Behind The Mask

Retchaan
Chapter #35

BTM ~ 35

---

Genta terbangun dengan napas memburu. Cahaya temaram dari lampu di sudut ruangan menyambut matanya yang masih buram. Aroma antiseptik begitu kuat menusuk hidungnya, sementara detak jantungnya berdetak serempak dengan bunyi monoton dari alat monitor di samping ranjang.

Langit malam terlihat dari celah tirai jendela rumah sakit. Suasana di sekitarnya sepi, hanya suara pelan dari pendingin ruangan dan sesekali langkah suster di koridor yang menemani keheningan itu.

Ia mencoba mengangkat tubuhnya, namun nyeri di bagian perut langsung membuatnya meringis. Satu tangan bergerak ke bawah selimut, menyentuh perban yang membalut luka tusuk itu. Kenyataan pahit bahwa semua yang terjadi sebelumnya bukan sekadar mimpi buruk.

Beberapa detik kemudian, pintu terbuka perlahan. Seorang perawat masuk, kaget melihatnya sudah sadar.

"Anda sudah bangun? Syukurlah..." ucap perawat itu dengan nada lega. "Saya akan memanggil dokter dan seseorang yang sudah menunggu Anda sejak tadi."

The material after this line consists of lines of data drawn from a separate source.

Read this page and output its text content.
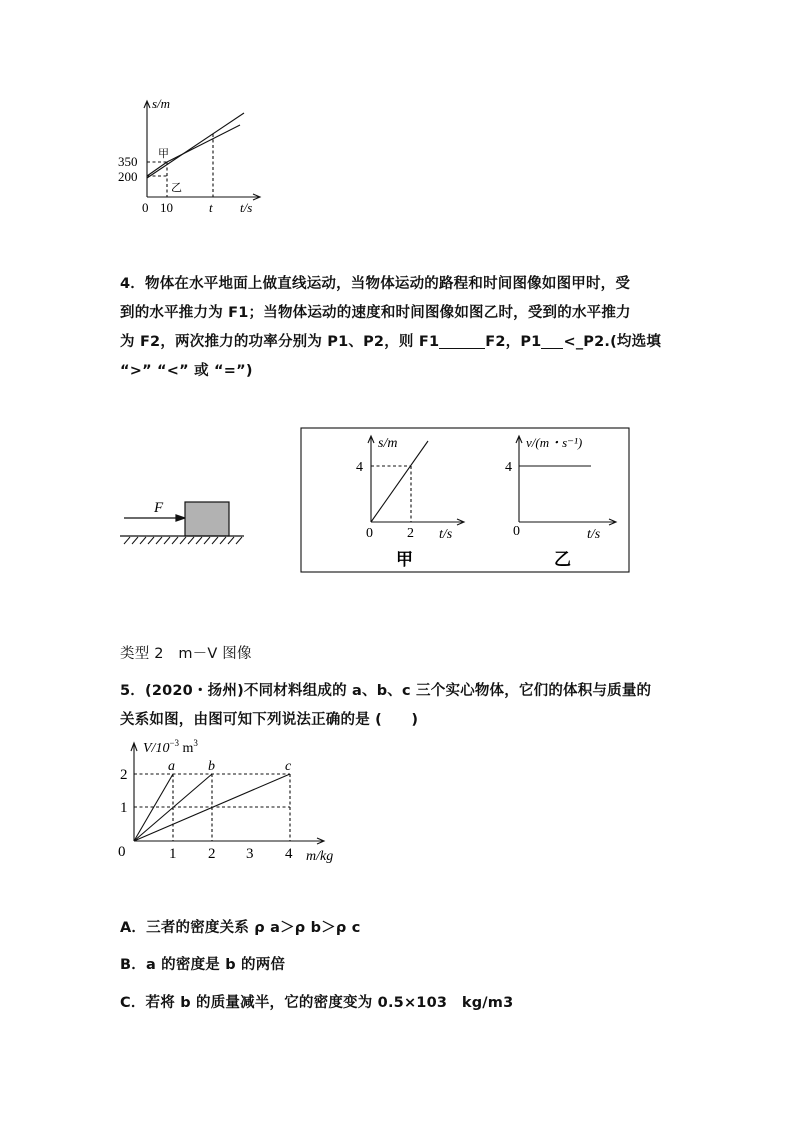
s/m
350
200
0 10	t t/s
甲
乙
4．物体在水平地面上做直线运动，当物体运动的路程和时间图像如图甲时，受
到的水平推力为 F1；当物体运动的速度和时间图像如图乙时，受到的水平推力
为 F2，两次推力的功率分别为 P1、P2，则 F1	F2，P1 <_P2.(均选填
“>” “<” 或 “=”)
F
s/m
4
0 2 t/s
甲
v/(m・s⁻¹)
4
0	t/s
乙
类型 2　m－V 图像
5．(2020・扬州)不同材料组成的 a、b、c 三个实心物体，它们的体积与质量的
关系如图，由图可知下列说法正确的是 (　　)
$V/10^{-3}$ $m^3$
a b	c
2
1
0	1 2 3 4 m/kg
A．三者的密度关系 ρ a＞ρ b＞ρ c
B．a 的密度是 b 的两倍
C．若将 b 的质量减半，它的密度变为 0.5×103　kg/m3
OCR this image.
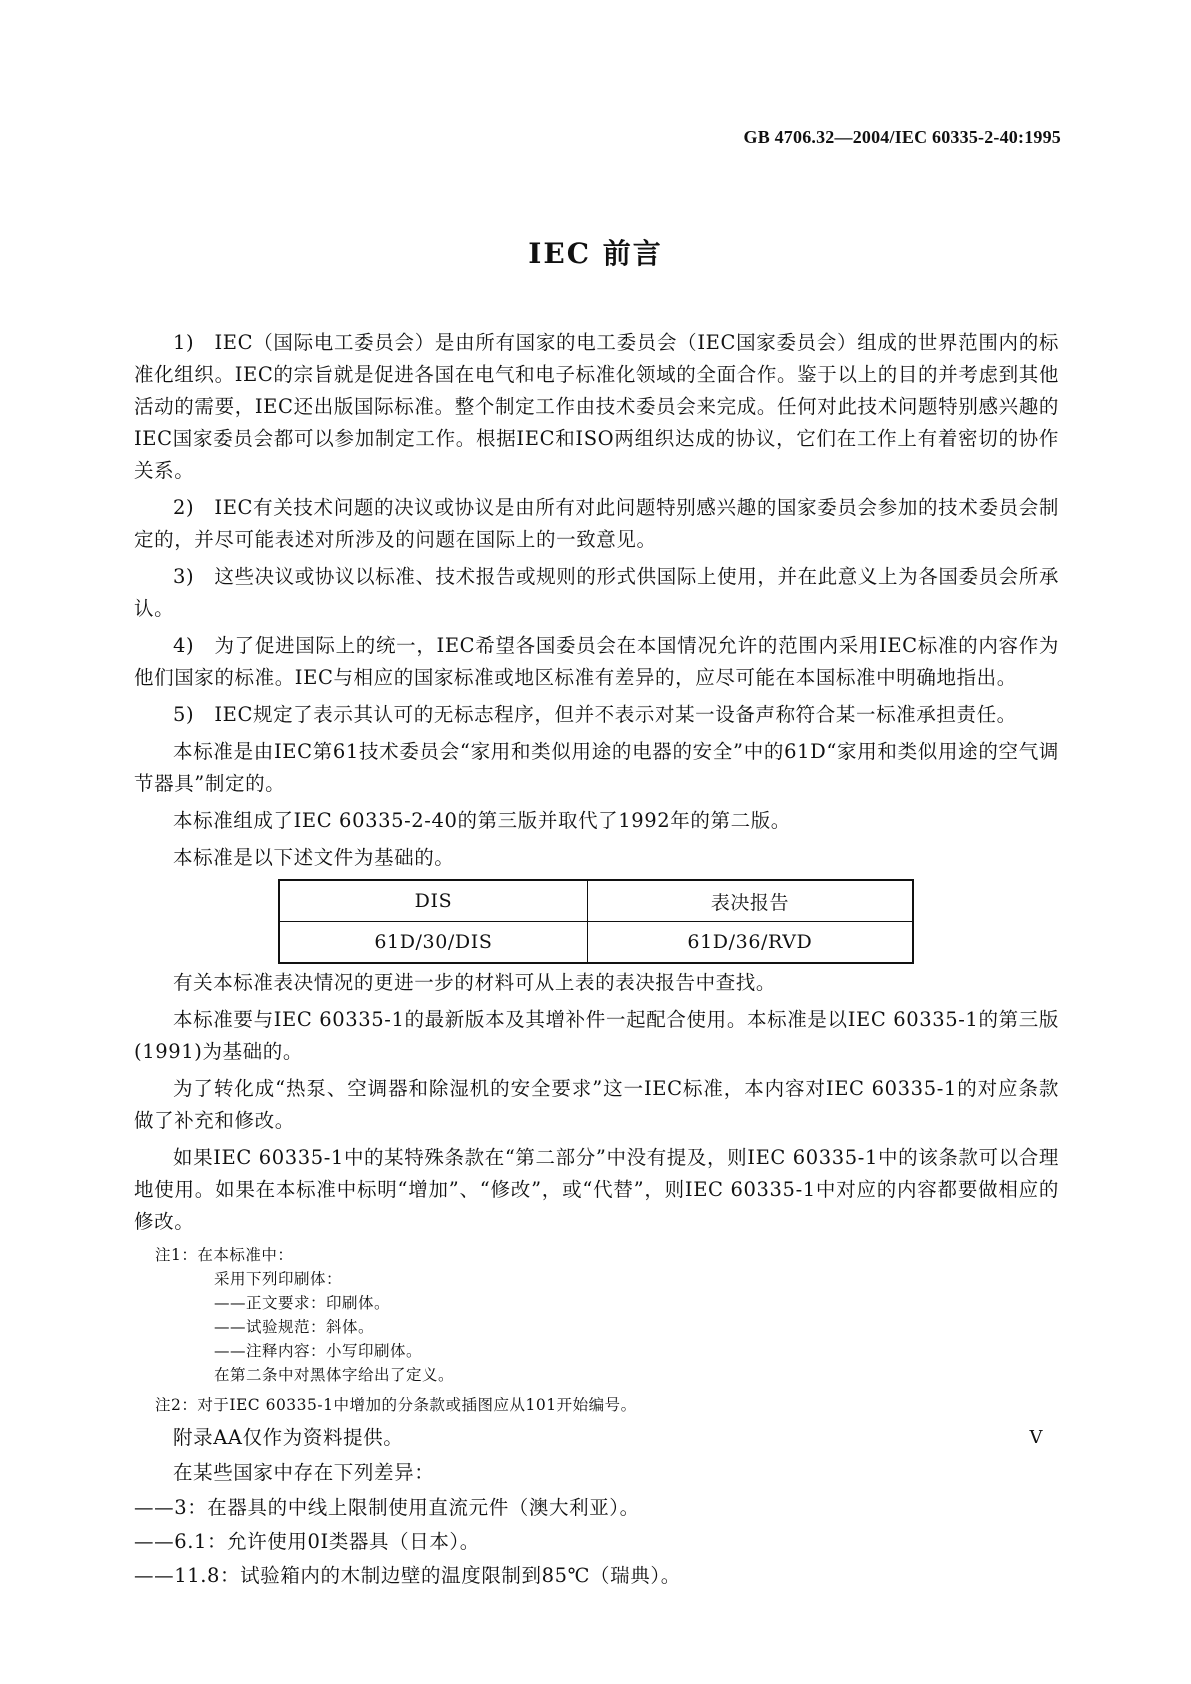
GB 4706.32—2004/IEC 60335-2-40:1995
IEC 前言

1)　IEC（国际电工委员会）是由所有国家的电工委员会（IEC国家委员会）组成的世界范围内的标准化组织。IEC的宗旨就是促进各国在电气和电子标准化领域的全面合作。鉴于以上的目的并考虑到其他活动的需要，IEC还出版国际标准。整个制定工作由技术委员会来完成。任何对此技术问题特别感兴趣的IEC国家委员会都可以参加制定工作。根据IEC和ISO两组织达成的协议，它们在工作上有着密切的协作关系。

2)　IEC有关技术问题的决议或协议是由所有对此问题特别感兴趣的国家委员会参加的技术委员会制定的，并尽可能表述对所涉及的问题在国际上的一致意见。

3)　这些决议或协议以标准、技术报告或规则的形式供国际上使用，并在此意义上为各国委员会所承认。

4)　为了促进国际上的统一，IEC希望各国委员会在本国情况允许的范围内采用IEC标准的内容作为他们国家的标准。IEC与相应的国家标准或地区标准有差异的，应尽可能在本国标准中明确地指出。

5)　IEC规定了表示其认可的无标志程序，但并不表示对某一设备声称符合某一标准承担责任。

本标准是由IEC第61技术委员会“家用和类似用途的电器的安全”中的61D“家用和类似用途的空气调节器具”制定的。

本标准组成了IEC 60335-2-40的第三版并取代了1992年的第二版。

本标准是以下述文件为基础的。

DIS	表决报告
61D/30/DIS	61D/36/RVD

有关本标准表决情况的更进一步的材料可从上表的表决报告中查找。

本标准要与IEC 60335-1的最新版本及其增补件一起配合使用。本标准是以IEC 60335-1的第三版(1991)为基础的。

为了转化成“热泵、空调器和除湿机的安全要求”这一IEC标准，本内容对IEC 60335-1的对应条款做了补充和修改。

如果IEC 60335-1中的某特殊条款在“第二部分”中没有提及，则IEC 60335-1中的该条款可以合理地使用。如果在本标准中标明“增加”、“修改”，或“代替”，则IEC 60335-1中对应的内容都要做相应的修改。

注1：在本标准中：
采用下列印刷体：
——正文要求：印刷体。
——试验规范：斜体。
——注释内容：小写印刷体。
在第二条中对黑体字给出了定义。
注2：对于IEC 60335-1中增加的分条款或插图应从101开始编号。

附录AA仅作为资料提供。

在某些国家中存在下列差异：

——3：在器具的中线上限制使用直流元件（澳大利亚）。

——6.1：允许使用0I类器具（日本）。

——11.8：试验箱内的木制边壁的温度限制到85℃（瑞典）。

V
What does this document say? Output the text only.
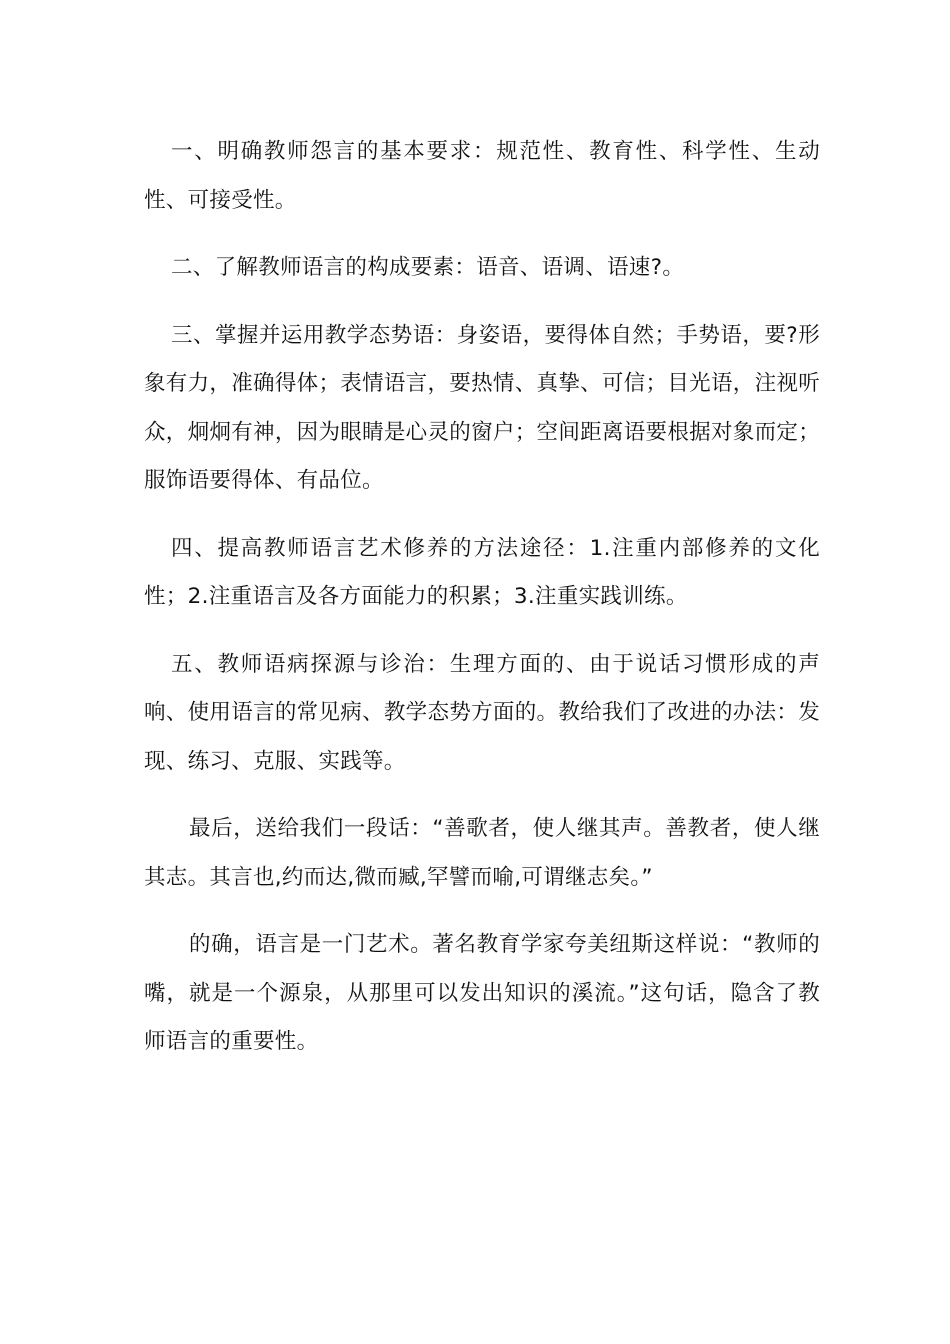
一、明确教师怨言的基本要求：规范性、教育性、科学性、生动性、可接受性。

二、了解教师语言的构成要素：语音、语调、语速?。

三、掌握并运用教学态势语：身姿语，要得体自然；手势语，要?形象有力，准确得体；表情语言，要热情、真挚、可信；目光语，注视听众，炯炯有神，因为眼睛是心灵的窗户；空间距离语要根据对象而定；服饰语要得体、有品位。

四、提高教师语言艺术修养的方法途径：1.注重内部修养的文化性；2.注重语言及各方面能力的积累；3.注重实践训练。

五、教师语病探源与诊治：生理方面的、由于说话习惯形成的声响、使用语言的常见病、教学态势方面的。教给我们了改进的办法：发现、练习、克服、实践等。

最后，送给我们一段话：“善歌者，使人继其声。善教者，使人继其志。其言也,约而达,微而臧,罕譬而喻,可谓继志矣。”

的确，语言是一门艺术。著名教育学家夸美纽斯这样说：“教师的嘴，就是一个源泉，从那里可以发出知识的溪流。”这句话，隐含了教师语言的重要性。
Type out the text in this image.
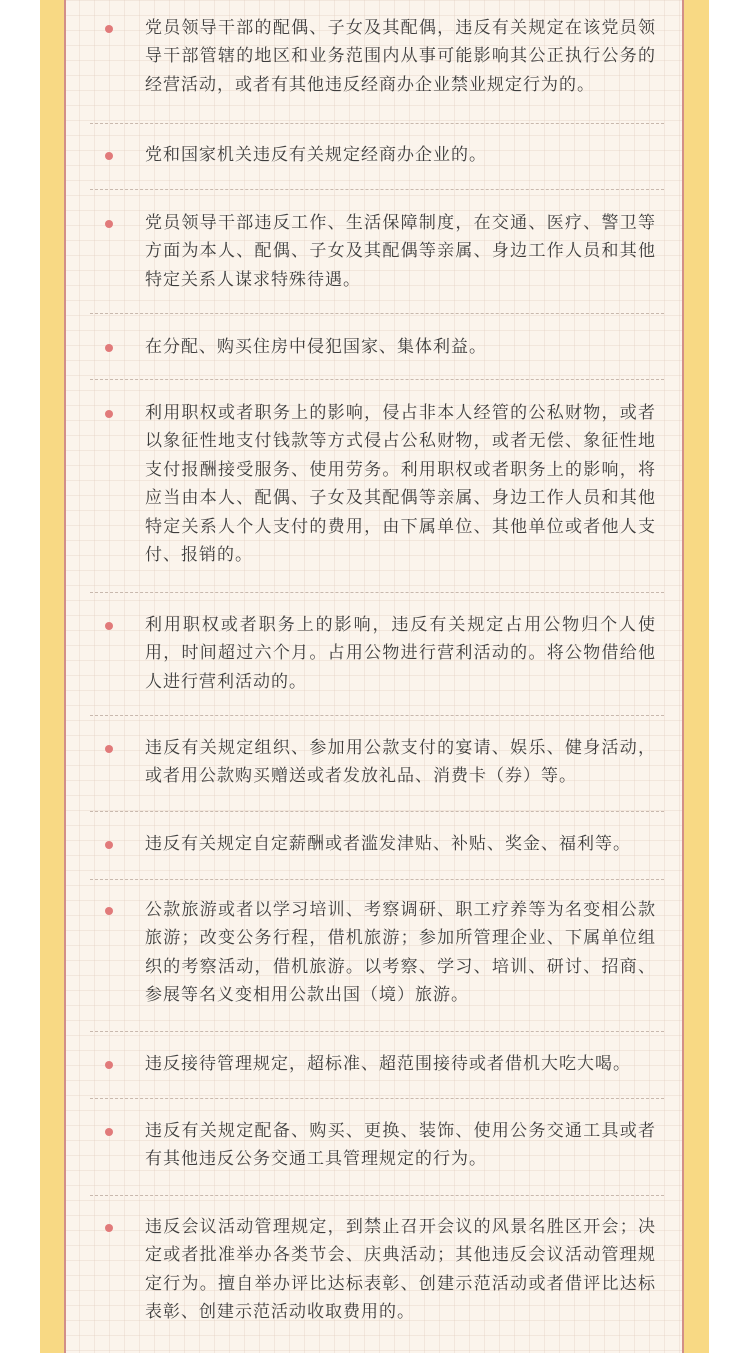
党员领导干部的配偶、子女及其配偶，违反有关规定在该党员领导干部管辖的地区和业务范围内从事可能影响其公正执行公务的经营活动，或者有其他违反经商办企业禁业规定行为的。
党和国家机关违反有关规定经商办企业的。
党员领导干部违反工作、生活保障制度，在交通、医疗、警卫等方面为本人、配偶、子女及其配偶等亲属、身边工作人员和其他特定关系人谋求特殊待遇。
在分配、购买住房中侵犯国家、集体利益。
利用职权或者职务上的影响，侵占非本人经管的公私财物，或者以象征性地支付钱款等方式侵占公私财物，或者无偿、象征性地支付报酬接受服务、使用劳务。利用职权或者职务上的影响，将应当由本人、配偶、子女及其配偶等亲属、身边工作人员和其他特定关系人个人支付的费用，由下属单位、其他单位或者他人支付、报销的。
利用职权或者职务上的影响，违反有关规定占用公物归个人使用，时间超过六个月。占用公物进行营利活动的。将公物借给他人进行营利活动的。
违反有关规定组织、参加用公款支付的宴请、娱乐、健身活动，或者用公款购买赠送或者发放礼品、消费卡（券）等。
违反有关规定自定薪酬或者滥发津贴、补贴、奖金、福利等。
公款旅游或者以学习培训、考察调研、职工疗养等为名变相公款旅游；改变公务行程，借机旅游；参加所管理企业、下属单位组织的考察活动，借机旅游。以考察、学习、培训、研讨、招商、参展等名义变相用公款出国（境）旅游。
违反接待管理规定，超标准、超范围接待或者借机大吃大喝。
违反有关规定配备、购买、更换、装饰、使用公务交通工具或者有其他违反公务交通工具管理规定的行为。
违反会议活动管理规定，到禁止召开会议的风景名胜区开会；决定或者批准举办各类节会、庆典活动；其他违反会议活动管理规定行为。擅自举办评比达标表彰、创建示范活动或者借评比达标表彰、创建示范活动收取费用的。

Genta hanya bisa mengangguk pelan. Dadanya masih sesak, tapi pikirannya mulai bekerja.

“Apakah mereka berhasil mengambil kalung itu?”

Dan lebih dari itu—

"Apakah pesan terakhirku sampai?"

Tidak lama kemudian, pintu terbuka kembali. Seorang dokter masuk bersama seseorang yang berdiri beberapa langkah di belakangnya rambutnya terikat rapi, wajahnya tegang namun matanya tidak bisa menyembunyikan kekhawatiran.

Claude.

Genta menatapnya sejenak, sebelum mengalihkan pandangannya ke langit-langit. Ada sesuatu yang bergolak di dadanya, entah karena rasa sakit atau karena kehadiran Claude yang tidak ia duga.

Dokter mulai memeriksa alat-alat di sekitarnya, sementara Claude tetap diam, berdiri di sisi tempat tidur.

“Kenapa kau ada di sini?” tanya Genta, suaranya serak namun tetap tajam.

“Dipta yang memintaku menyusul anda,” jawab Claude singkat, namun tidak ada nada keterpaksaan dalam ucapannya.

Beberapa detik kemudian, dokter menyelesaikan pemeriksaannya. Ia mengangguk pelan, lalu meninggalkan ruangan, memberi ruang bagi keduanya untuk saling bicara tanpa gangguan. Saat pintu menutup pelan di belakang sang dokter, keheningan kembali menggantung di antara mereka.

Genta menghela napas panjang, sejenak sebelum menatap Claude dengan sorot mata yang sulit ditebak. “Kau terbang jauh-jauh ke sini. Bagaimana dengan kakimu?” tanyanya, nadanya terdengar datar seolah tidak peduli, namun justru menyiratkan sebaliknya.